Städte wollen raus aus den Schulden: Aktionsbündnis tagt in Saarbrücken

Städte wollen raus aus den Schulden : Aktionsbündnis tagt in Saarbrücken

Vertreter verschuldeter Städte treffen sich in St. Johann. Sie fordern mehr Unterstützung vom Bund.

(red) Das Aktionsbündnis „Für die Würde unserer Städte“ tagt am Donnerstag, 9. November, von 10 bis 13 Uhr im Festsaal des Rathauses St. Johann. Wie die Stadt mitteilt, kämpfen in dem Bündnis 70 unterfinanzierte und hochverschuldete deutsche Städte für eine bessere Finanzausstattung und eine Entschuldung bei Bund und Ländern. Hochrangige Vertreter aus den Städten, Politiker und Wissenschaftler kommen zu der Tagung nach Saarbrücken.
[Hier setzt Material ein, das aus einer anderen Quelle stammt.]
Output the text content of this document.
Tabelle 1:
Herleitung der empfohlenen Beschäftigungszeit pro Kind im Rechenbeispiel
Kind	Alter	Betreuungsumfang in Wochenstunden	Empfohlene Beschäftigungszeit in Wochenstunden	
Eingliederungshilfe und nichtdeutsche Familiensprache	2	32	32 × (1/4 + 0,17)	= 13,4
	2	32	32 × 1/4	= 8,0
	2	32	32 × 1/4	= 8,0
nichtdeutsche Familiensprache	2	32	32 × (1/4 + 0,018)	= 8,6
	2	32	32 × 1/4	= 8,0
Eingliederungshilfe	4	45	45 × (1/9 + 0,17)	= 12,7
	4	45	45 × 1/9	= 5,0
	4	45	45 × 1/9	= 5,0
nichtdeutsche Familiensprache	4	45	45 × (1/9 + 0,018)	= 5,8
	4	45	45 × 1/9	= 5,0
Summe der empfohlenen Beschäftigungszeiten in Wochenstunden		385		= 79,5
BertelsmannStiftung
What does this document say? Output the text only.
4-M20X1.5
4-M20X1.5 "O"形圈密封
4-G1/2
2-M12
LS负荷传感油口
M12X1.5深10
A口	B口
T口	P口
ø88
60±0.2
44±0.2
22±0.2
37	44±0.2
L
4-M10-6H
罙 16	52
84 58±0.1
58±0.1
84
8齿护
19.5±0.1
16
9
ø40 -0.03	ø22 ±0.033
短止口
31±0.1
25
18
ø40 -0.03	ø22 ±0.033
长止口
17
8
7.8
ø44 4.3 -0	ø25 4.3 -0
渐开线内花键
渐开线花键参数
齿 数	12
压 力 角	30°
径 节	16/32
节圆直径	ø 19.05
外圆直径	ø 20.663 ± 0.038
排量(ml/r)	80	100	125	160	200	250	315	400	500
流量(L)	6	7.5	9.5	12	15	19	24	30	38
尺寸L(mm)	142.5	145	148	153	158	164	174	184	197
Das ursprünglich in Nordrhein-Westfalen gegründete Bündnis ist mittlerweile in ganz Deutschland aktiv und habe in den letzten Jahren enorm an Bedeutung gewonnen: Insgesamt 70 Städte aus acht Bundesländern mit mehr als neun Millionen Einwohnern nehmen daran teil. Zu den beteiligten Städten zählen neben der Landeshauptstadt Saarbrücken und Völklingen im Saarland auch Kommunen aus Rheinland-Pfalz wie Trier, Kaiserslautern oder Pirmasens.

Die wirtschaftliche Situation der an dem Bündnis beteiligten Kommunen sei dramatisch: Zahlreiche Städte haben keine Chance, sich aus eigener Kraft aus dem Schuldentief zu befreien. Die Ursachen für die Finanzmiseren seien vielschichtig. Durch rechtliche und politische Vorgaben des Bundes und der Länder müssten die Städte seit Jahren viele Aufgaben übernehmen und bezahlen.

Auch die Landeshauptstadt Saarbrücken sitzte auf einem Schuldenberg, die Stadt sei auf rasche Entschuldung angewiesen. Allein im Jahr 2017 fehlen im Haushalt rund 30,4 Millionen Euro, rund 36 Millionen Euro muss die Stadt für Zinsen ausgeben.

Zudem sind die Ausgaben für die Regionalverbandsumlage mit den Sozialkosten über die letzten Jahre enorm gestiegen und liegen bei rund 150 Millionen Euro auf anhaltend hohem Niveau. Die Gesamtverschuldung liegt derzeit bei rund 1,1 Milliarden Euro. In den vergangenen 15 Jahren habe die Stadt durch strukturelle Veränderungen rund 96 Millionen Euro einsparen können. Diesen Sparkurs wolle die Landeshauptstadt auch in Zukunft fortsetzen. Der 2017 bis 2022 fortgeschriebene Sanierungshaushalt sehe weitere strukturelle Haushaltsverbesserungen von rund 26,4 Millionen Euro vor. Ohne die Lasten aus früheren Jahren könnte Saarbrücken nach Angaben der Stadt einen Überschuss von 5,1 Millionen Euro ausweisen. Die Altschulden stellten das größte Problem dar. Das gesamte Saarland befindet sich schon seit vielen Jahren in einer Haushaltsnotlage. Der aktuelle Schuldenstand des Saarlandes liegt bei rund 14 Milliarden Euro.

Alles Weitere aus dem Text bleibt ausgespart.